The present collection supersedes all previous editions of the petroleum measurement Tables ANSI/ASTM D1250, IP200, and API Standard 2540. Action is being taken in ISO/TC 28 for the corresponding tables listed in ISO R91 and the tables in the addendum to R91 to be superseded by the present revised collection.

In view of the progress of metrication in countries formerly using the British system of weights and measures, demand for the revision of the British edition does not justify the considerable work involved. Thepresent edition will therefore be withdrawn on the same date as the corresponding metric and American editions are published and will not be replaced.

For the metric edition the new standard covers products with densities in the range 610.0 to 1076.0 kg/m3. The tables for densities below this range, covering liquefied petroleum gases, have not been revised.

The original tables, which were developed in the late 1940s, were based on the 1916 data of Bearce and Peffer (1916) and represent thirty years of evolution. The history of this evolution is summarized by Hall et al. (1975).

Present Development

Downer and Inkley (1972) demonstrated that the original tables were not satisfactory representations of many petroleum fluids of current importance. In 1974 the American Petroleum Institute (API) and the United States National Bureau of Standards (NBS) initiated are search program funded by the API which intended to provide the solid scientific base for the development of more accurate, consequently more equitable, measurement tables. The result of this program was precise density data on 349 different fluids representing a wide variety of refined products and 66.8 percent of the world crude production in 1974. The completion of this five-year, $500,000 project in March 1979 opened the way for modernizing the tables. Using the NBS density data and taking advantage of publications of outstanding technical authorities, a Joint API-ASTM Physical Properties Working Group produced this present collection of the Petroleum Measurement Tables. The development and results of the work are described by Hankinson et al. (1979).

Conceptual Departure

A major conceptual departure from previous versions is inherent in the recognition of the present and future position of computers in the petroleum industry. The actual Standard represented by this volume and the companion volumes is neither the hardcopy printed tables nor the set of equations used to represent the density data but is an explicit implementation procedure used to develop computer subroutines. The standardization of an implementation procedure implies the standardization of the set of mathematical expressions, including calculational sequence and round-off procedures, used within the computer code. Absolute adherence to the outlined procedures will ensure that all computers and computer codes of the future, meeting the stated specifications and restrictions, will be able to produce identical results, Hence, the published implementation procedures are the primary Standard, the distributed subroutines are the secondary standard, and the published tables are produced for convenience.

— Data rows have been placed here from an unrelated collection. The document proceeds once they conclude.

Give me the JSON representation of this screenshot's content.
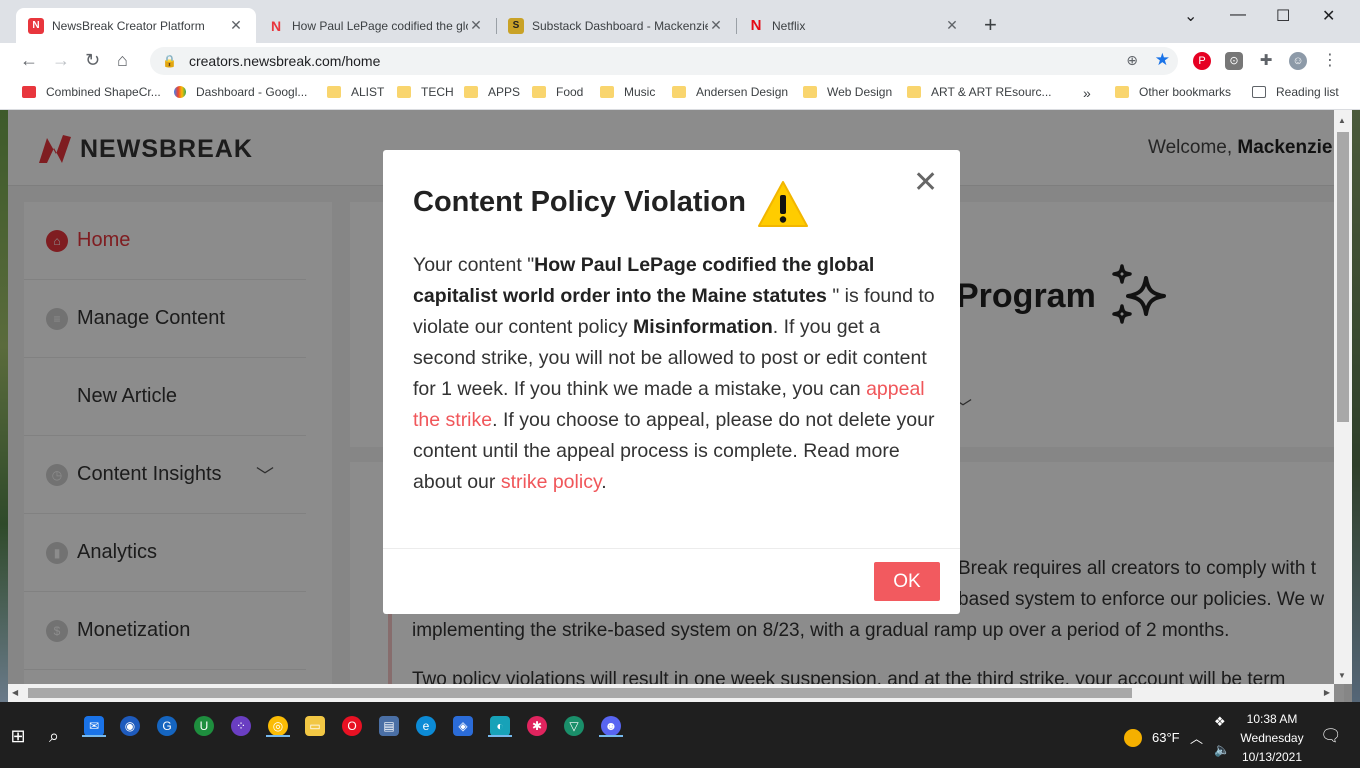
{
  "browser": {
    "tabs": [
      {
        "title": "NewsBreak Creator Platform",
        "favicon": "N",
        "color": "#e8363d",
        "active": true
      },
      {
        "title": "How Paul LePage codified the glo",
        "favicon": "N",
        "color": "#e8363d",
        "active": false
      },
      {
        "title": "Substack Dashboard - Mackenzie",
        "favicon": "S",
        "color": "#c9a227",
        "active": false
      },
      {
        "title": "Netflix",
        "favicon": "N",
        "color": "#e50914",
        "active": false
      }
    ],
    "url": "creators.newsbreak.com/home",
    "bookmarks": [
      "Combined ShapeCr...",
      "Dashboard - Googl...",
      "ALIST",
      "TECH",
      "APPS",
      "Food",
      "Music",
      "Andersen Design",
      "Web Design",
      "ART & ART REsourc...",
      "Other bookmarks",
      "Reading list"
    ]
  },
  "site": {
    "logo": "NEWSBREAK",
    "welcome_prefix": "Welcome, ",
    "welcome_name": "Mackenzie",
    "sidebar": [
      {
        "label": "Home",
        "active": true
      },
      {
        "label": "Manage Content"
      },
      {
        "label": "New Article"
      },
      {
        "label": "Content Insights"
      },
      {
        "label": "Analytics"
      },
      {
        "label": "Monetization"
      }
    ],
    "program_title": "Program",
    "body_lines": [
      "Break requires all creators to comply with t",
      "based system to enforce our policies. We w",
      "implementing the strike-based system on 8/23, with a gradual ramp up over a period of 2 months.",
      "Two policy violations will result in one week suspension, and at the third strike, your account will be term"
    ]
  },
  "modal": {
    "title": "Content Policy Violation",
    "text_1": "Your content \"",
    "article": "How Paul LePage codified the global capitalist world order into the Maine statutes ",
    "text_2": "\" is found to violate our content policy ",
    "policy": "Misinformation",
    "text_3": ". If you get a second strike, you will not be allowed to post or edit content for 1 week. If you think we made a mistake, you can ",
    "appeal_link": "appeal the strike",
    "text_4": ". If you choose to appeal, please do not delete your content until the appeal process is complete. Read more about our ",
    "policy_link": "strike policy",
    "text_5": ".",
    "ok_label": "OK",
    "accent": "#f25a5f"
  },
  "taskbar": {
    "weather": "63°F",
    "time": "10:38 AM",
    "day": "Wednesday",
    "date": "10/13/2021"
  }
}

The task of completing this project could not have been accomplished without many substantial contributions by a considerable number of individuals and companies. It is impossible to single out any specific individuals for special mention. However, included in the introductory material are lists of the officers of the API's Committee on Petroleum Measurement (COPM), the officers of the Joint API/ASTM Committee on Static Petroleum Measurement (COSM), the major contributors from the Institute of Petroleum, and the members of the COSM Physical Properties Working Group. A special acknowledgment must be given to the Institute of Petroleum (IP) for their work in developing Volumes XI and XII.